Leave your usb hub connected with at-least one device plugged in at
ALL times from the moment you powered it up..
However, this wasn't the only issue. The Beaglebone Black just can't see some hubs reliably. Here you can see a bracket I built for a smaller hub which works great on 2 PCs and 1 Mac I tested, but the Beaglebone Black almost never detects it (as if nothing were plugged into its host port). But it can use this somewhat-larger hub (so now I need to make an bigger mounting bracket). I'm hopeful future Beaglebones will ship with this problem fixed, but it is something to consider for anyone attempting these sorts of projects using the USB host port.
I should mention I also tried using a Raspberry Pi. The uvcvideo driver (for the webcam) exists and works on the Pi, but it drops most of the frames. The resulting frame rate is only a few per second. It's utterly unusable. I found numerous threads where people had similar issues on the Pi, without solutions, other than anticipating the native camera. I found discussions saying some older versions might have a better driver, but I tried several and all were terrible.
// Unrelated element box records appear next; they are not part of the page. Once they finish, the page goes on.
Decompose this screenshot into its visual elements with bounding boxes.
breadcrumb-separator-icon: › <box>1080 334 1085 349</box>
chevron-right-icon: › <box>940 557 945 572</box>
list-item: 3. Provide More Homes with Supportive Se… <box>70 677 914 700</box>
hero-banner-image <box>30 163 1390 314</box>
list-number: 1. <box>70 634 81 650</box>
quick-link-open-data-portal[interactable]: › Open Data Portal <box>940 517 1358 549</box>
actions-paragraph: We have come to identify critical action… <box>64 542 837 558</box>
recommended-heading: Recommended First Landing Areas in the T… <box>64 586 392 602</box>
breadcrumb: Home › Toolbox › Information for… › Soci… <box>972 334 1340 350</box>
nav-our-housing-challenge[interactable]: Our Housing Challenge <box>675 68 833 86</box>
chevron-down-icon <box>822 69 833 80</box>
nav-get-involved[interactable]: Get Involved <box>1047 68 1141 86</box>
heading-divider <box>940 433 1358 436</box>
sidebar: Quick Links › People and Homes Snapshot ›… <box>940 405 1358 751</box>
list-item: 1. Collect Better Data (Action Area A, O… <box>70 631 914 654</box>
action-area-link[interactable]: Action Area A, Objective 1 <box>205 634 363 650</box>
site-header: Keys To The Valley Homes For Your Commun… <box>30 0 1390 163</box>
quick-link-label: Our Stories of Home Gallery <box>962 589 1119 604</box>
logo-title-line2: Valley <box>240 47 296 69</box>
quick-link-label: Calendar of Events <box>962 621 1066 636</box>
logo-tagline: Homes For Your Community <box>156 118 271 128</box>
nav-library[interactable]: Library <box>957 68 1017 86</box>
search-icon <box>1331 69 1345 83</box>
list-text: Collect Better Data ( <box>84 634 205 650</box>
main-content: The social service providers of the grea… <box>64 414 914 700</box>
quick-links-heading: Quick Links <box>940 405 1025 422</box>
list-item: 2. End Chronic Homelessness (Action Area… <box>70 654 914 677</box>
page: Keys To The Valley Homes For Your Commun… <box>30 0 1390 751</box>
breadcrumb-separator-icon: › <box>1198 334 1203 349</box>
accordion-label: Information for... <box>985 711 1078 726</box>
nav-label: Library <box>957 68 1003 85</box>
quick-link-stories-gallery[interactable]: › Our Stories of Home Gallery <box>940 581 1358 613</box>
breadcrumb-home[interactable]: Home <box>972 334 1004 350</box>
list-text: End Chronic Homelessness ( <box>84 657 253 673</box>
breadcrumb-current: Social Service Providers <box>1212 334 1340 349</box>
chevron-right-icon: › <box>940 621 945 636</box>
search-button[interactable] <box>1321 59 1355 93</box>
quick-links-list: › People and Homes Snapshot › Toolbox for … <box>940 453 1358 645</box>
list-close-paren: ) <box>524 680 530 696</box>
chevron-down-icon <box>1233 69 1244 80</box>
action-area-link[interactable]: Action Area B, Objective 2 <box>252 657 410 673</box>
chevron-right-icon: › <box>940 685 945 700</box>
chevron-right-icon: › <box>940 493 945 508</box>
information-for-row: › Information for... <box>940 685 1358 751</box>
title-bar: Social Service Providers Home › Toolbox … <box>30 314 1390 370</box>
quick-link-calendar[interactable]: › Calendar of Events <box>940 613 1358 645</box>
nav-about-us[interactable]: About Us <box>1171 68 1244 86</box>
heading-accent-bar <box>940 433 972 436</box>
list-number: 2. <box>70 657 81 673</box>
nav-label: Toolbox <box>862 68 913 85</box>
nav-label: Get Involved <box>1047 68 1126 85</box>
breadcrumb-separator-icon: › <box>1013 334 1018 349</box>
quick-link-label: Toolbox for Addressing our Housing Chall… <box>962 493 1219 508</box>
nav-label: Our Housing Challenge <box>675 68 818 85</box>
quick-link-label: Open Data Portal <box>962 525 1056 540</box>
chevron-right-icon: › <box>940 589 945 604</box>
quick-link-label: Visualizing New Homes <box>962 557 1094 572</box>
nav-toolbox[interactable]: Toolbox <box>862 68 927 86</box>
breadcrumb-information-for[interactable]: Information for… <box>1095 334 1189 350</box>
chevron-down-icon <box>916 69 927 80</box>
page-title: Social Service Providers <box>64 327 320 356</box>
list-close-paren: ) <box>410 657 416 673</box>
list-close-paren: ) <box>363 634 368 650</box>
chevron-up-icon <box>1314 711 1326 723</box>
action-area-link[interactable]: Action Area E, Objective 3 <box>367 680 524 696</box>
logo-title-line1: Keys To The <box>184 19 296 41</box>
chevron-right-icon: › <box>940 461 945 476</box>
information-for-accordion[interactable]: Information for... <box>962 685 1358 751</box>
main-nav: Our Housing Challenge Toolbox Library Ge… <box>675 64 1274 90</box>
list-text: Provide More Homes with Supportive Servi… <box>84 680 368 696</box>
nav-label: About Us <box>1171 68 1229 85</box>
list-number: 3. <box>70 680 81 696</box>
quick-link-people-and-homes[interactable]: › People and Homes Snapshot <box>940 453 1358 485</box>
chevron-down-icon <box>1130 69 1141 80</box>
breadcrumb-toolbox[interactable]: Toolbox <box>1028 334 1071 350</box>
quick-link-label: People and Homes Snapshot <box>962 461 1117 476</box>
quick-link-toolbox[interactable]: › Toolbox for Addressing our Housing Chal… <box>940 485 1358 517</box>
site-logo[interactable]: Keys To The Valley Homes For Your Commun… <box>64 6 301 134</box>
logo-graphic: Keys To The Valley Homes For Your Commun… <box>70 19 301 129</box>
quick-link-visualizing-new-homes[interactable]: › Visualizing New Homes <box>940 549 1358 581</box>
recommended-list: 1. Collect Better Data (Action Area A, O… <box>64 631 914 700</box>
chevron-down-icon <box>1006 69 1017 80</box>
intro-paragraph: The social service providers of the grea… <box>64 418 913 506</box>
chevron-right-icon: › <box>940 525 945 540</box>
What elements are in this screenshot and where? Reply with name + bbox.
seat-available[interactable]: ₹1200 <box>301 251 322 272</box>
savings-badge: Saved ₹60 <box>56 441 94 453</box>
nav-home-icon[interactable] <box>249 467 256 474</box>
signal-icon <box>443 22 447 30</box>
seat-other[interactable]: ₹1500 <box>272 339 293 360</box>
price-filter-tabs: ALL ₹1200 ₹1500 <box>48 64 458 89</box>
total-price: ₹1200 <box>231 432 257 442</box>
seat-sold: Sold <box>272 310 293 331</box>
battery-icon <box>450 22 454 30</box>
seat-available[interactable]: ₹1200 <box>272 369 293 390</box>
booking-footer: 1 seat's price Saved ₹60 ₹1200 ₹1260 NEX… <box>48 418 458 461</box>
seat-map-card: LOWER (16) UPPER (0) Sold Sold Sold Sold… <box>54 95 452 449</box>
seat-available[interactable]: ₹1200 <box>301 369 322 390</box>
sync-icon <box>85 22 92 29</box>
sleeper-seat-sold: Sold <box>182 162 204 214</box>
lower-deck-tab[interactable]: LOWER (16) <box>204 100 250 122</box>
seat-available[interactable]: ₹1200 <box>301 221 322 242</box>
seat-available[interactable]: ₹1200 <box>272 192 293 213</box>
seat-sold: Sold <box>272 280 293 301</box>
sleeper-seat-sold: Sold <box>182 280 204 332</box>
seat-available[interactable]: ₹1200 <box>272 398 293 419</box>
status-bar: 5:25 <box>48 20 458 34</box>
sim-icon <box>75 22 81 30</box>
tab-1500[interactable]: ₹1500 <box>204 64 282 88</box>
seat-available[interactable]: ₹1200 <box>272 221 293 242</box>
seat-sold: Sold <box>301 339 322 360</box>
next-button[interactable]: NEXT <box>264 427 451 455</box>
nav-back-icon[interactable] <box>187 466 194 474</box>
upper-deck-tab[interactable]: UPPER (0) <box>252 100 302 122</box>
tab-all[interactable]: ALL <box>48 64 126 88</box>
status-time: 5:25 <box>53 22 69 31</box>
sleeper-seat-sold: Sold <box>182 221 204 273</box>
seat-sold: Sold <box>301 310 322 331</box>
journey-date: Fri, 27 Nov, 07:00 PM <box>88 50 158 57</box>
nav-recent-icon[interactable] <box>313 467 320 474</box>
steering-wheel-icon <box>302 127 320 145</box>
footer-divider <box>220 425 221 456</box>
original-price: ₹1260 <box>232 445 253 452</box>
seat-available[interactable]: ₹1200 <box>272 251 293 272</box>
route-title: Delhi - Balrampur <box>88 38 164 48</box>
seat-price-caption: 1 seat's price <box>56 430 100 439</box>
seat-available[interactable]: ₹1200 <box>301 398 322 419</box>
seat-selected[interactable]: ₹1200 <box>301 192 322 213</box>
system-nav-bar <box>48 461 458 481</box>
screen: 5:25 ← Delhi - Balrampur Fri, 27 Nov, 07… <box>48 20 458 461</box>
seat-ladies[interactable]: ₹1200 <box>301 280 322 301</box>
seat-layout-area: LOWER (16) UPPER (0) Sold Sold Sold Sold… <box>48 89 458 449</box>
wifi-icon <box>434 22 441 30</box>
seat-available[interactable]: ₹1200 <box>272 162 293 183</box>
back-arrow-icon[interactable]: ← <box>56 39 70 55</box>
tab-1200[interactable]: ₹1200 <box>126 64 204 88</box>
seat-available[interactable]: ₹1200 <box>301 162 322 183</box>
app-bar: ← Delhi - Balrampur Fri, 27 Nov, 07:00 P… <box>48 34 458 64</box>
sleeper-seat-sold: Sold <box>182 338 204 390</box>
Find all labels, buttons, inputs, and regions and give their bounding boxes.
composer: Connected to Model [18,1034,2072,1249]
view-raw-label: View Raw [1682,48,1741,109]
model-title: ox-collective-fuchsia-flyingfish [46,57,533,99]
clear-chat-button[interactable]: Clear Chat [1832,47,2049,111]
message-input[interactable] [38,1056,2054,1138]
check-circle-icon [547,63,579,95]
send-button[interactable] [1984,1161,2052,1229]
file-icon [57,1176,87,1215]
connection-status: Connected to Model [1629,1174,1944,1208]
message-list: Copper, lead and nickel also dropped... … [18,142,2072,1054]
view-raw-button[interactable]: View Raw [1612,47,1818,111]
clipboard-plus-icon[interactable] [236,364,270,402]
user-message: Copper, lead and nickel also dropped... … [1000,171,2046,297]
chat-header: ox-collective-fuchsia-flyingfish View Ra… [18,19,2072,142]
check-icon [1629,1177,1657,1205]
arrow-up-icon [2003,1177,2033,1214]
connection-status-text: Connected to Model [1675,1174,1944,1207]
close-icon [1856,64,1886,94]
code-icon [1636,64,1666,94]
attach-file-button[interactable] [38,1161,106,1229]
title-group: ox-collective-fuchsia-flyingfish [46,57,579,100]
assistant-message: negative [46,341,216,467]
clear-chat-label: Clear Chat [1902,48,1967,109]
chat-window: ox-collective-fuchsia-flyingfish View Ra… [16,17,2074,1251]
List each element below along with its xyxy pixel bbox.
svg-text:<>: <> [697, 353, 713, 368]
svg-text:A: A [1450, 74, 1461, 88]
On Beaglebone, this Logitech 9000 webcam works great with uvcvideo. The default Angstrom Linux doesn't have the driver, but it's a simple matter to add it with "opkg install kernel-module-uvcvideo_2.6.39-r102o.9_beagleboard.ipk". I found this on their website, and I'll attach the file to this message, just in case.
The LEDs are the same 1920 array (60 by 32) I used previously for developing OctoWS2811. I cut them out of the rubber tubing, because they run pretty hot for indoor use inside those tubes.
Of the 1920 LEDs I purchased from Ray Wu on Aliexpress, 5 have died. Originally it was only 1 dead pixel and 2 more that would stop working after an hour or two of use. Here you can see one of the LEDs which was replaced. I hoping no more die at Maker Faire, but if they do I'll be prepared to cut them out and solder in repacement.
The sensors are connected to an interface board that converts the analog voltage to digital signals using LMV393 voltage comparators. The Arduino attachInterrupt() function is used to respond to the rising edges. Teensy 3.0 supports attachInterrupt on all digital pins, so it's easy to connect lots of sensors to just 1 board. There's a brief timeout after sending any output where additional triggers are ignored. That helps prevent vibration from triggering the nearby pads. The complete source code is available below in the attached files.
That's about it for now. I have a long list of stuff to do before hitting the road tomorrow for San Mateo (including making a new bracket for the BB+Hub). But the project is working pretty well.... well enough I can spend a bit of time updating this blog.